Upcoming seminars in Statistics

Seminars in Mathematics
What on Earth is this? Applying deep learning for species recognition

Varvara Vetrova

University of Canterbury

Date: Thursday 19 September 2019
Time: 11:00 a.m.
Place: Room 241, 2nd floor, Science III building

Can we use a smartphone camera, take a picture of an animal or a plant in the wild and identify its species automatically using convolutional neural networks? What about very similar-looking or rare organisms? How many images are enough? This talk will try to reveal some answers to these questions. This talk is based on the MBIE-funded research project "BioSecure-ID".

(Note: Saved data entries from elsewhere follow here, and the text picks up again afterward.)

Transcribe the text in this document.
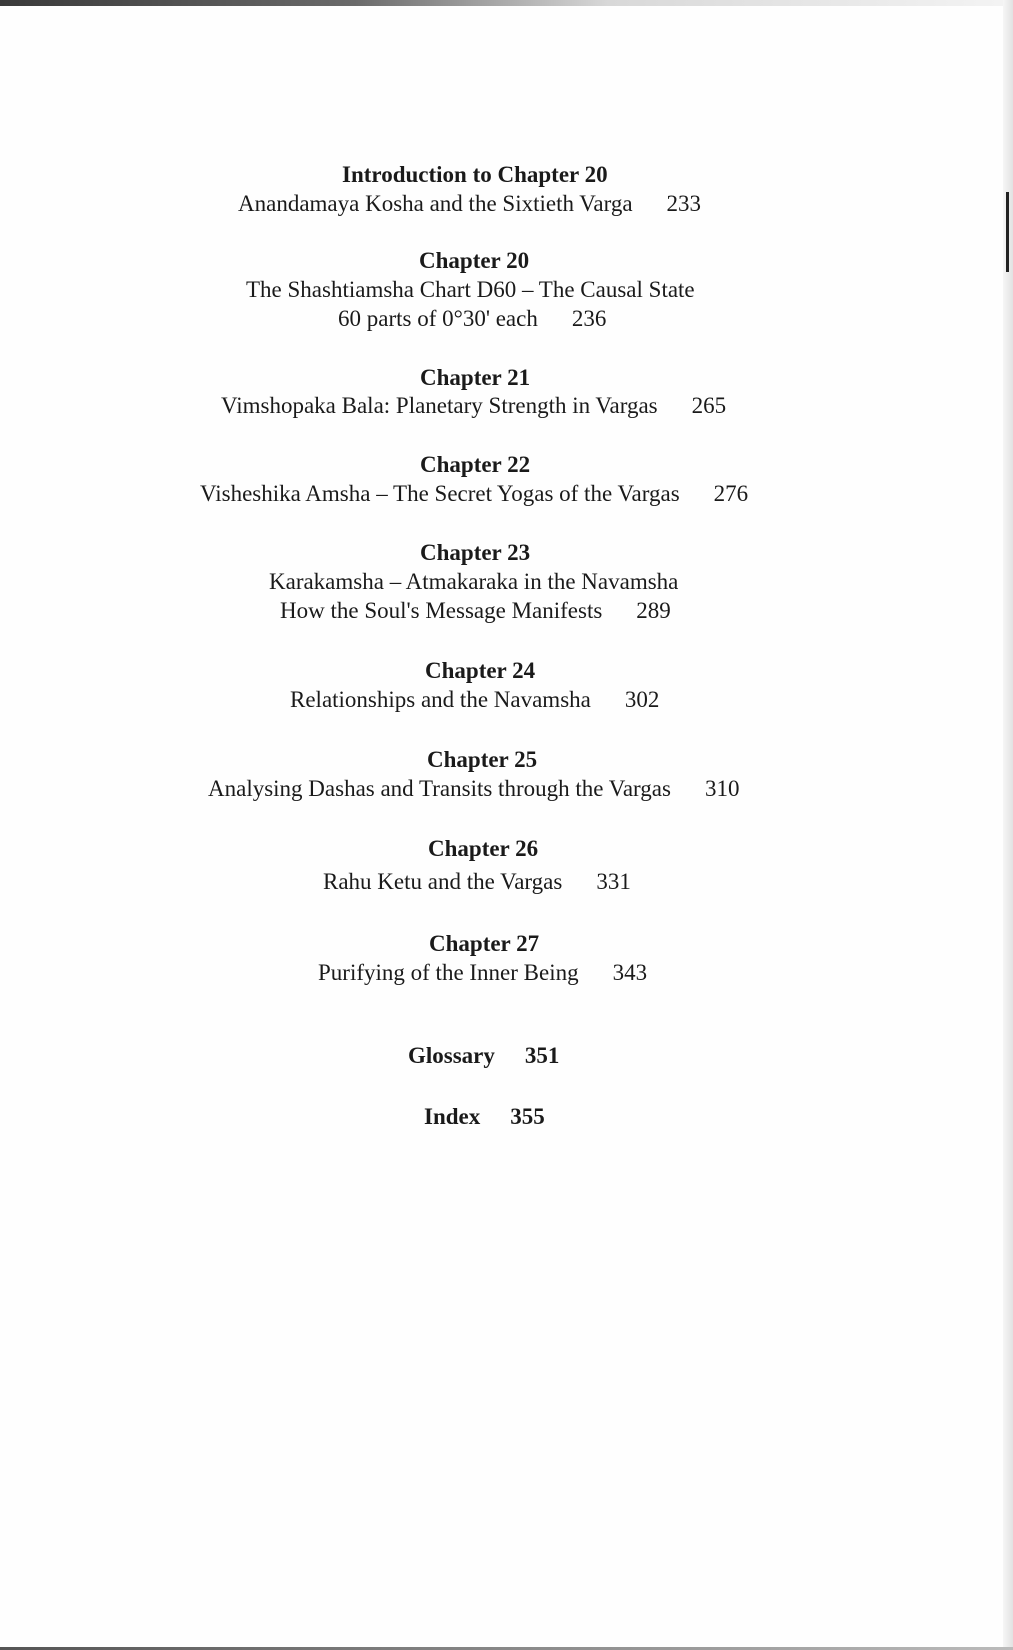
Introduction to Chapter 20
Anandamaya Kosha and the Sixtieth Varga 233
Chapter 20
The Shashtiamsha Chart D60 – The Causal State
60 parts of 0°30' each 236
Chapter 21
Vimshopaka Bala: Planetary Strength in Vargas 265
Chapter 22
Visheshika Amsha – The Secret Yogas of the Vargas 276
Chapter 23
Karakamsha – Atmakaraka in the Navamsha
How the Soul's Message Manifests 289
Chapter 24
Relationships and the Navamsha 302
Chapter 25
Analysing Dashas and Transits through the Vargas 310
Chapter 26
Rahu Ketu and the Vargas 331
Chapter 27
Purifying of the Inner Being 343
Glossary 351
Index 355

Making Better Use of Genotyping-by-Sequencing Data: SNPs vs. ShortHaps

Jie Kang

Mathematics and Statistics, University of Otago

Date: Thursday 26 September 2019
Time: 11:00 a.m.
Place: Room 241, 2nd floor, Science III building

Advances in sequencing technologies enable us to characterise variation in the genome of non-model but agriculturally important species. Approaches such as Genotyping-by-Sequencing (GBS) can produce abundant markers at relatively low cost. This has encouraged implementation of Genomic Selection (GS) to accelerate genetic gains in plant breeding, but has also raised the challenge of how to make better use of the genomic information. Unlike animal breeding, where high-quality reference genomes and well-developed modelling strategies already exist, a versatile analysis pipeline is needed for out-breeding plant species, such as perennial ryegrass (Lolium perenne). In addition, we want approaches that take the highly polymorphic nature of ryegrass into consideration when analysing (low-depth) GBS data. We thus hypothesise that existing GS models can be enhanced by accounting for short haplotypes or 'ShortHaps', that is, multiple variants in small genomic segments such as those captured within a GBS read. In this talk I will describe the bioinformatics workflows associated with ShortHaps calling and discuss why ShortHaps should work better than SNPs in terms of breeding value predictions and relatedness estimation.